*774The plaintiff was employed by United Parcel Service (hereinafter UPS) as a part-time revenue recovery clerk. She was a member of a bargaining unit represented by Teamsters Local 804 (hereinafter the union), and the terms and conditions of her employment were governed by a collective bargaining agreement (hereinafter CBA) between UPS and the union. The plaintiff commenced this action against the wife of her former supervisor, alleging that the defendant tortiously interfered with her employment contract by making allegations of harassment against her to UPS, resulting in the termination of her employment in violation of the terms of the CBA. The defendant moved for summary judgment dismissing the complaint on the ground that the plaintiff’s claim is preempted by section 301 of the Labor-Management Relations Act (29 USC § 185). The Supreme Court denied the motion, and the defendant appeals. We reverse the order appealed from and grant the motion.
A state law cause of action is preempted by section 301 of the Labor-Management Relations Act (29 USC § 185) “if it depends upon an interpretation of the CBA for its resolution” (Harris v Hirsh, 86 NY2d 207, 211 [1995]; see Lingle v Norge Div. of Magic Chef Inc., 486 US 399, 405-406 [1988]).
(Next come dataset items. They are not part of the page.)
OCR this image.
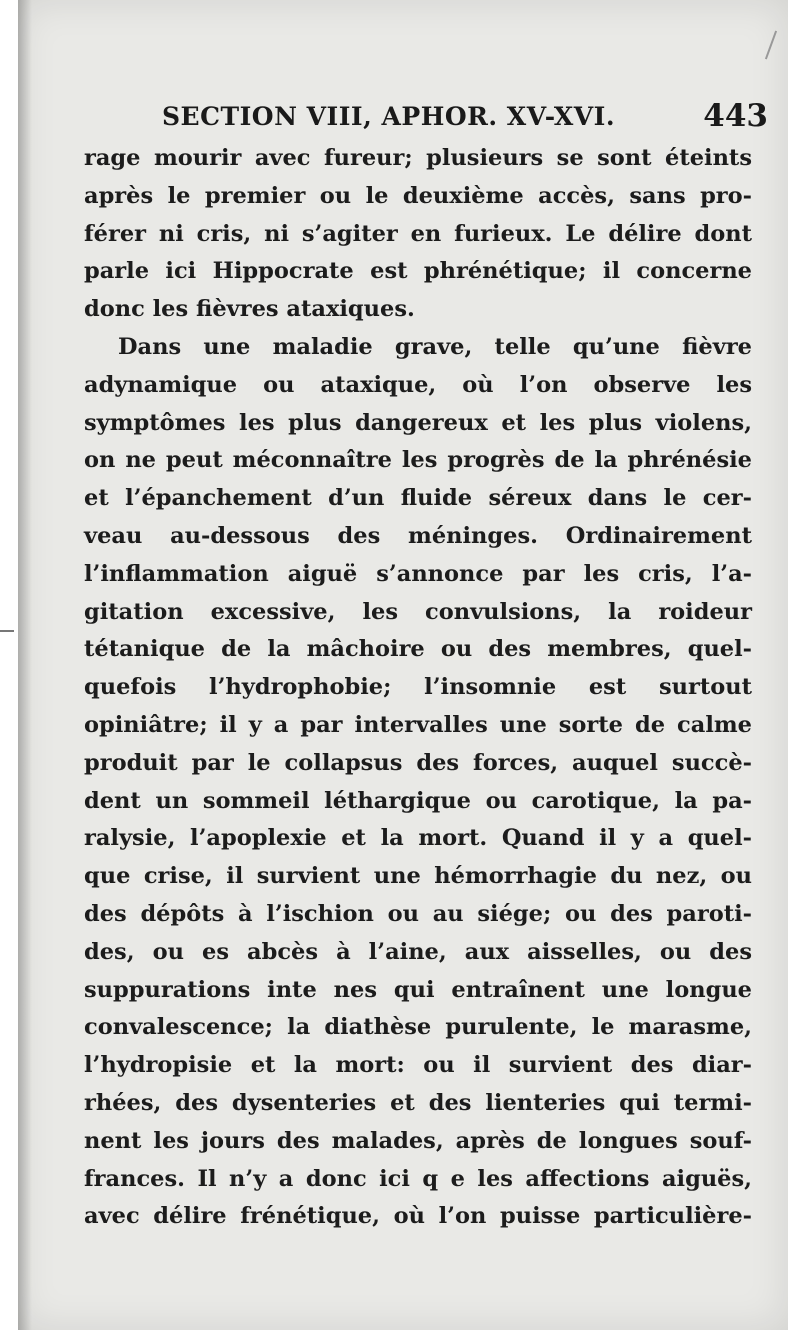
SECTION VIII, APHOR. XV-XVI.	443
rage mourir avec fureur; plusieurs se sont éteints
après le premier ou le deuxième accès, sans pro-
férer ni cris, ni s’agiter en furieux. Le délire dont
parle ici Hippocrate est phrénétique; il concerne
donc les fièvres ataxiques.
Dans une maladie grave, telle qu’une fièvre
adynamique ou ataxique, où l’on observe les
symptômes les plus dangereux et les plus violens,
on ne peut méconnaître les progrès de la phrénésie
et l’épanchement d’un fluide séreux dans le cer-
veau au-dessous des méninges. Ordinairement
l’inflammation aiguë s’annonce par les cris, l’a-
gitation excessive, les convulsions, la roideur
tétanique de la mâchoire ou des membres, quel-
quefois l’hydrophobie; l’insomnie est surtout
opiniâtre; il y a par intervalles une sorte de calme
produit par le collapsus des forces, auquel succè-
dent un sommeil léthargique ou carotique, la pa-
ralysie, l’apoplexie et la mort. Quand il y a quel-
que crise, il survient une hémorrhagie du nez, ou
des dépôts à l’ischion ou au siége; ou des paroti-
des, ou es abcès à l’aine, aux aisselles, ou des
suppurations inte nes qui entraînent une longue
convalescence; la diathèse purulente, le marasme,
l’hydropisie et la mort: ou il survient des diar-
rhées, des dysenteries et des lienteries qui termi-
nent les jours des malades, après de longues souf-
frances. Il n’y a donc ici q e les affections aiguës,
avec délire frénétique, où l’on puisse particulière-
Here, to recover on her state law cause of action alleging tortious interference with contract, the plaintiff must show the existence of a valid contract between her and a third party, the defendant’s knowledge of that contract, the defendant’s intentional procurement of the third party’s breach of the contract without justification, actual breach of the contract, and damages resulting therefrom (see Lama Holding Co. v Smith Barney, 88 NY2d 413, 424 [1996]; Miller v Theodore-Tassy, 92 AD3d 650, 651 [2012]). Since an essential element of the plaintiff’s cause of action is that UPS actually breached the CBA, resolution of the cause of action requires an interpretation of the CBA to determine whether the plaintiffs termination was justified and procedurally proper under the provisions of the CBA. Therefore, the cause of action is preempted by federal law (see Lingle v Norge Div. of Magic *775Chef, Inc., 486 US at 405-406; Anderson v Aset Corp., 416 F3d 170, 171-172 [2005]; Kimbro v Pepsico, Inc., 215 F3d 723, 727 [2000]; Baylis v Marriott Corp., 906 F2d 874, 877 [1990]).
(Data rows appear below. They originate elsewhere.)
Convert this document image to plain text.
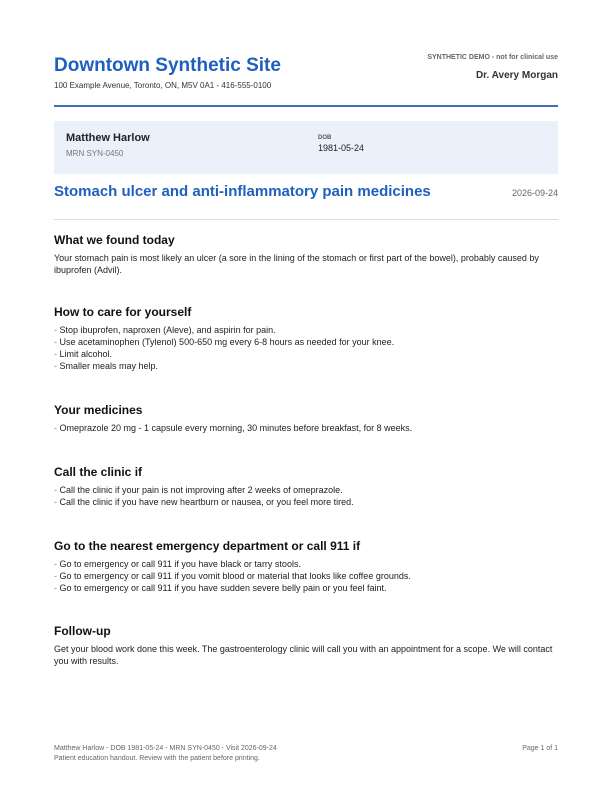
Downtown Synthetic Site
100 Example Avenue, Toronto, ON, M5V 0A1 - 416-555-0100
SYNTHETIC DEMO - not for clinical use
Dr. Avery Morgan
Matthew Harlow
MRN SYN-0450
DOB
1981-05-24
Stomach ulcer and anti-inflammatory pain medicines	2026-09-24
What we found today

Your stomach pain is most likely an ulcer (a sore in the lining of the stomach or first part of the bowel), probably caused by ibuprofen (Advil).

How to care for yourself
- Stop ibuprofen, naproxen (Aleve), and aspirin for pain.
- Use acetaminophen (Tylenol) 500-650 mg every 6-8 hours as needed for your knee.
- Limit alcohol.
- Smaller meals may help.
Your medicines
- Omeprazole 20 mg - 1 capsule every morning, 30 minutes before breakfast, for 8 weeks.
Call the clinic if
- Call the clinic if your pain is not improving after 2 weeks of omeprazole.
- Call the clinic if you have new heartburn or nausea, or you feel more tired.
Go to the nearest emergency department or call 911 if
- Go to emergency or call 911 if you have black or tarry stools.
- Go to emergency or call 911 if you vomit blood or material that looks like coffee grounds.
- Go to emergency or call 911 if you have sudden severe belly pain or you feel faint.
Follow-up

Get your blood work done this week. The gastroenterology clinic will call you with an appointment for a scope. We will contact you with results.

Matthew Harlow - DOB 1981-05-24 - MRN SYN-0450 - Visit 2026-09-24
Patient education handout. Review with the patient before printing.
Page 1 of 1
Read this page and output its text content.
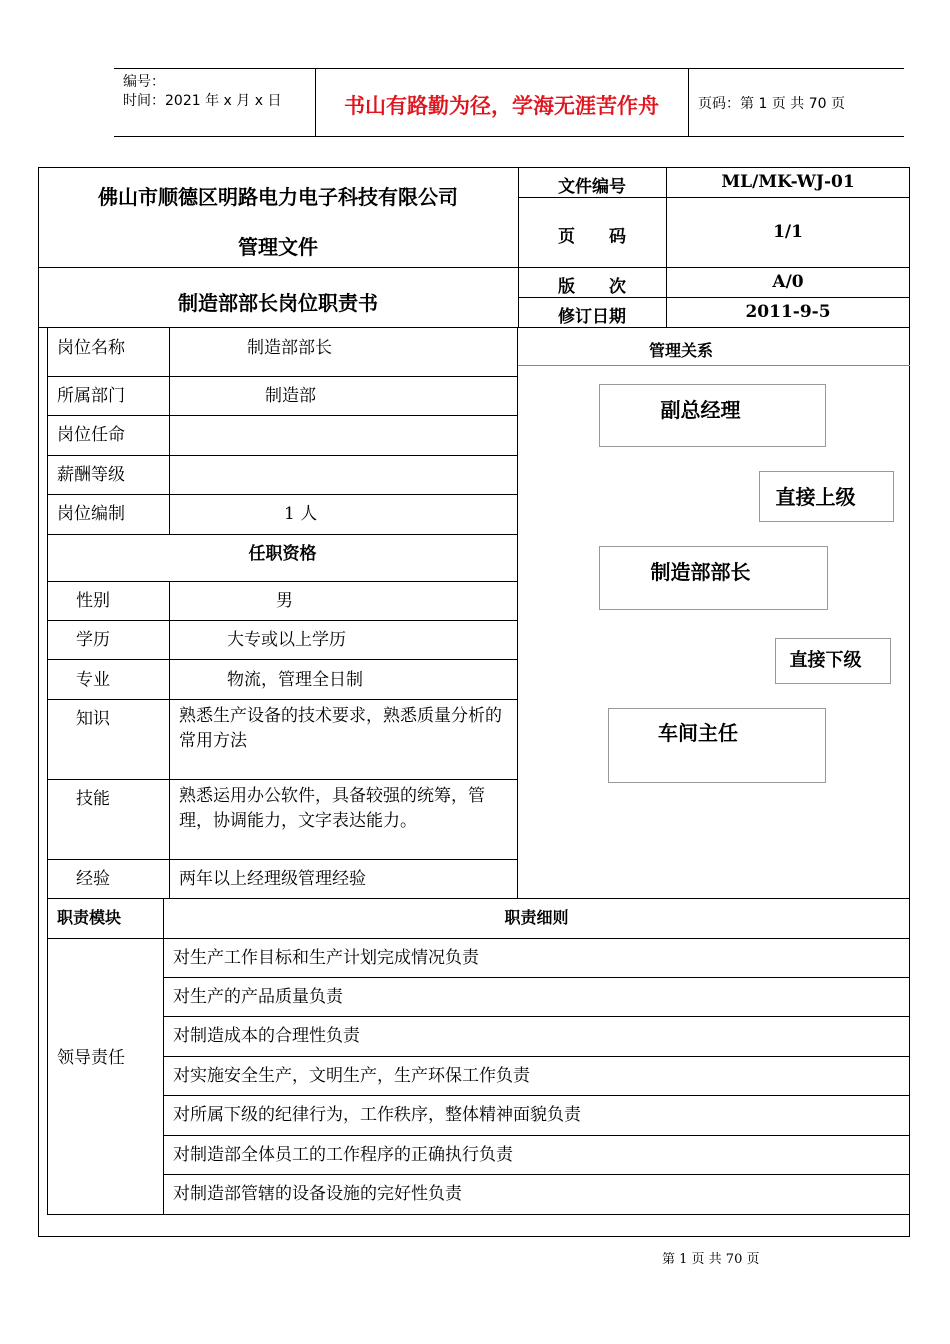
编号：
时间：2021 年 x 月 x 日	书山有路勤为径，学海无涯苦作舟	页码：第 1 页 共 70 页
佛山市顺德区明路电力电子科技有限公司
管理文件
制造部部长岗位职责书
文件编号	ML/MK-WJ-01
页　　码	1/1
版　　次	A/0
修订日期	2011-9-5
岗位名称	制造部部长
所属部门	制造部
岗位任命
薪酬等级
岗位编制	1 人
任职资格
性别	男
学历	大专或以上学历
专业	物流，管理全日制
知识	熟悉生产设备的技术要求，熟悉质量分析的常用方法
技能	熟悉运用办公软件，具备较强的统筹，管理，协调能力，文字表达能力。
经验	两年以上经理级管理经验
管理关系
副总经理
直接上级
制造部部长
直接下级
车间主任
职责模块	职责细则
领导责任
对生产工作目标和生产计划完成情况负责
对生产的产品质量负责
对制造成本的合理性负责
对实施安全生产，文明生产，生产环保工作负责
对所属下级的纪律行为，工作秩序，整体精神面貌负责
对制造部全体员工的工作程序的正确执行负责
对制造部管辖的设备设施的完好性负责
第 1 页 共 70 页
The plaintiffs remaining contentions are without merit (see Kirilescu v American Home Prods. Corp., 278 AD2d 457, 457-458 [2000]; Nyack Hosp. v Progressive Cas. Ins. Co., 296 AD2d 482, 484 [2002]).
Accordingly, the Supreme Court erred in denying the defendant’s motion for summary judgment dismissing the complaint. Angiolillo, J.E, Dickerson, Belen and Miller, JJ., concur.